Cop Seminar 3 : Triangulation

In this seminar we evaluated and drew links between three texts - Storey, J : "Cultural theory and popular culture", Dyer, R : "Stars and audiences", Mulvey, L : "Visual pleasure and narrative cinema"

KEY POINTS

  • L, Mulvey is the primary text. Her is a 'feminist' psychoanalysis' : psychoanalysis is a theory created by Freud, it intends to provides insight, by making making our unconcious thoughts conscious.   
  • Main points: 
    • Cinema is a mechanism by which to reinforce male hierachy
    • Men are active and woman are passive.
    • Women are objectified by the 'male gaze' 
    • Cinema reinforces male ego - man is representative of all men, so they can project themselves onto the male role. 
    • Female also represents the threat of castration - film solves this by either devaluaing women or uber objectifying them so that they cease to be a person. 
    • The castration complex is the fear of emasculation. 
  • Mulvey is a british, feminist film theorist. 
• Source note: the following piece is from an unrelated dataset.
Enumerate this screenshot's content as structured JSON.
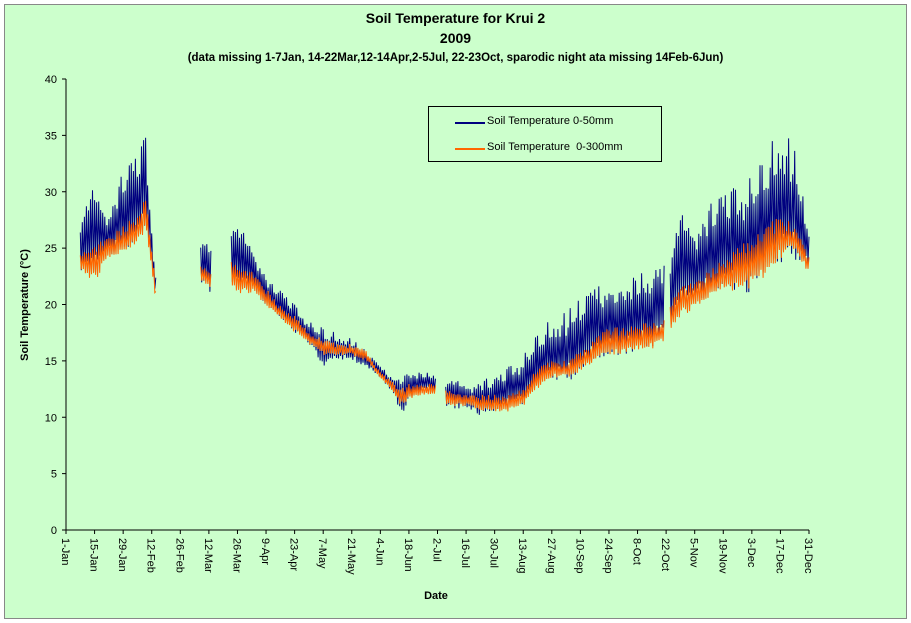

  • R, Dyer - an academic specialising in cinema (particularly italian cinema), queer theory and the relationship between entertainment and represenations of race, sexuality and gender
  • Massachistic view - role reversal, examples of women being unaffected by the male gaze. 
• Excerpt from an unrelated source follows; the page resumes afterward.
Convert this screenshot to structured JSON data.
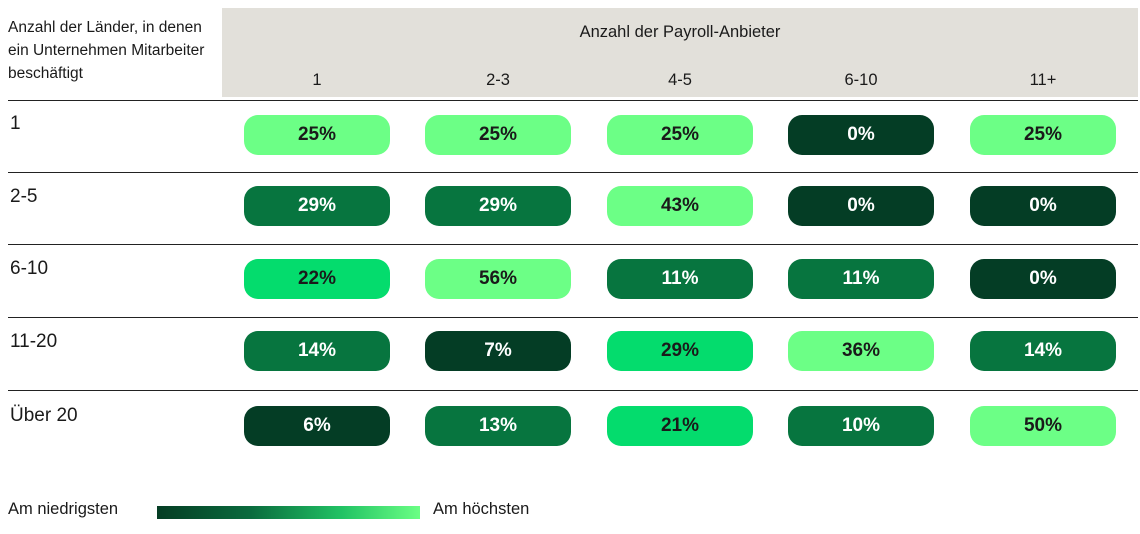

  • J, Storey - wrote 'cultural theory and popular culture'. He is a professor and author. His article highlights key points of Mulvey's text, and by doing this makes it more accessible. 
  • "The pleasure of popular cinema must be destroyed in order to liberate women from the exploitation and oppression of being the 'passive raw material from the male gaze"
  • Relationship between writers - Dyers and storey are referential to Mulvey's texts. Her psychoanalysis of cinema forms the basis for their arguments, and they use this to develop their own. 
  • Examples of male gaze within cinema e.g. Bond girls.